Dünya halkları ve ezilenlerinin arayış içinde olduğunu söyleyen Gümüştaş, bu arayış içerisinde Ekim Devriminin dönüp bakıldığında nelerin görüldüğünü anlattı. Ekim Devriminin ezilenlerin kendi kendini yönetebildiğini, kadınların, ulusların eşit ve özgür bir biçimde yaşayabildiklerini gösterdiğini vurgulayan Gümüştaş, SSCB'nin yıkılmasının ardından yaşanan ideolojik bombardımana dikkat çekti.

'DÜNYA EZİLENLERİ AYAKTA'
"Tarihin sonu henüz ilan edilmişken, dünyanın ezilenleri ayaklanmaya başladı" diyerek bugün yaşanan isyanlara işaret eden Gümüştaş, "Ekim'in yarattığı konseyler meclisler, ezilenlerin bu ayaklanmalarında yer buldu. Ayaklanma dalgası halkçı bir karaktere sahip Rojava Devrimini doğurdu. Farklı coğrafyalardaki ayaklanmalar tesadüfi değil. Kapitalizmin varoluşsal krizinin bir yansımasıdır. Sosyalizmin, devrimin, değişimin nesnel zemini güçlenmiştir" dedi.

ÖNCÜNÜN ROLÜ
Emek-sermaye çelişkisinin burjuva düzene karşı halk öfkesini büyüttüğünü, cins çelişkisinin, kadın isyanı ve kadın devrimini doğurduğunu, ezilenlerin arayışının devrimci bir çözümü dayattığını vurgulayan Gümüştaş, "Rojava'da devrimci öznenin varlığı temel bir ayrım noktası oldu. Öznenin hazırlığı odaklanmak gereken temel nokta" sözleriyle halk ayaklanmalarının devrime dönüşmesinde öncünün rolünün önemine işaret etti.

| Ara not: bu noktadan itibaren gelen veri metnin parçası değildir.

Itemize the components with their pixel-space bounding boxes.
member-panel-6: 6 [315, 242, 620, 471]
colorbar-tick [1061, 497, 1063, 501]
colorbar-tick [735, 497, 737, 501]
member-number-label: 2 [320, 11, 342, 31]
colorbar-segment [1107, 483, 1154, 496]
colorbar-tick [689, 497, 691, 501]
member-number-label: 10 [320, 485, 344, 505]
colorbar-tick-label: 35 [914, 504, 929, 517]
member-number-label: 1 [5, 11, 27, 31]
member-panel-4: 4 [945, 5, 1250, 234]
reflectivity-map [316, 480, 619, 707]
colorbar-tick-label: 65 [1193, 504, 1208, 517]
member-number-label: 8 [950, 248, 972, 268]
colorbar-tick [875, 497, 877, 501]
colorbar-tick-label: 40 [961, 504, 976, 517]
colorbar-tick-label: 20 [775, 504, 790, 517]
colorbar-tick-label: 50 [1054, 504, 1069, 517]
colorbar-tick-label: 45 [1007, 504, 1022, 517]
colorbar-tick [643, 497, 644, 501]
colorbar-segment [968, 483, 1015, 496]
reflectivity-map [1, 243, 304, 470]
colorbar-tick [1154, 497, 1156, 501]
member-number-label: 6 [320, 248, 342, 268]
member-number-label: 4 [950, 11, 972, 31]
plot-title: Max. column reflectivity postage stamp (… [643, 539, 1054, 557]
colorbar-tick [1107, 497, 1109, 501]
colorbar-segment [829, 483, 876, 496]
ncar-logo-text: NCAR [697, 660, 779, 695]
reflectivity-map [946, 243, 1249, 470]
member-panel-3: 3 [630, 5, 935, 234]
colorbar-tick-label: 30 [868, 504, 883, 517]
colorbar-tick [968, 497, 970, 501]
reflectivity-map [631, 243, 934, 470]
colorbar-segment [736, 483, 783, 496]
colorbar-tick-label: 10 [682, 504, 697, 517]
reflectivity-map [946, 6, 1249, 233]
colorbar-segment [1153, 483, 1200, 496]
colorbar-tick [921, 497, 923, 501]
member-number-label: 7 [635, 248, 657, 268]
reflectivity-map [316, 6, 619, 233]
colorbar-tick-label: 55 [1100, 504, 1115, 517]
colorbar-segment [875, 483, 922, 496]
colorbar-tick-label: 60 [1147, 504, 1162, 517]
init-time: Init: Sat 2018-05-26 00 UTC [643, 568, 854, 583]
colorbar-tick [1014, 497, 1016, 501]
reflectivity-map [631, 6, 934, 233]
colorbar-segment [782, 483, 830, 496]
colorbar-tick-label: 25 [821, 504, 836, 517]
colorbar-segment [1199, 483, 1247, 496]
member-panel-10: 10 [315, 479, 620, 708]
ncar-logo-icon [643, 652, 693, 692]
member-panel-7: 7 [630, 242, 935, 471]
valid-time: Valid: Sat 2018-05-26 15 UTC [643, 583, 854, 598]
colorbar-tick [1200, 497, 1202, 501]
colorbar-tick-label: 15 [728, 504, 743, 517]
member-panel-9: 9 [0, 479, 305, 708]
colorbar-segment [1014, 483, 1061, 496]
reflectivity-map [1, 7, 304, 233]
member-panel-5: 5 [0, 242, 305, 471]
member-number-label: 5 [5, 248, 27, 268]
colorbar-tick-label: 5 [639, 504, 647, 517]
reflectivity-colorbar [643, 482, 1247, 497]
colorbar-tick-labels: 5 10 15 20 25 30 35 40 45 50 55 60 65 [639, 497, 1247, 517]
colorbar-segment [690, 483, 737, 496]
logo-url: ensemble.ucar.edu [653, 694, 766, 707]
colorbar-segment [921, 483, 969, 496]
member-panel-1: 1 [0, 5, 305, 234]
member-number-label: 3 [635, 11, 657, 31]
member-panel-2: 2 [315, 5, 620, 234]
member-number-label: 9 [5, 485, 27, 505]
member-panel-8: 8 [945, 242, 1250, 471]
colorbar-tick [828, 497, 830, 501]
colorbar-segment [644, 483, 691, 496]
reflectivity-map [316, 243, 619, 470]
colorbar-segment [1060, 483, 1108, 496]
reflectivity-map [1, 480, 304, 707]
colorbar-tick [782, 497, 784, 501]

'BURJUVA CUMHURİYETİ KRİZ İÇİNDE'
Burjuva cumhuriyetin ezilenlerin taleplerini karşılama kapasitesinden yoksun olduğuna dikkat çeken Gümüştaş, "100. yılını ciddi bir krizle karşılıyor. Burjuvazinin iki kanadı da, cumhuriyetin ikinci yüzyılında rejimin başında durmak istiyor. Ama sonuçta ikisi de tekçi bir yapıya sahip" dedi.

'HALK CUMHURİYETLERİ BİRLİĞİ ETRAFINDA BULUŞALIM'
Gümüştaş, halk cumhuriyetleri birliği etrafında bir program oluşturulmasının elzem olduğunu söyleyerek, "Ezilenlerin birleşmesi ve üçüncü cephenin büyütülmesi bir zorunluluk" diye konuştu.

Panel, soru-cevap ve katkılarla devam etti.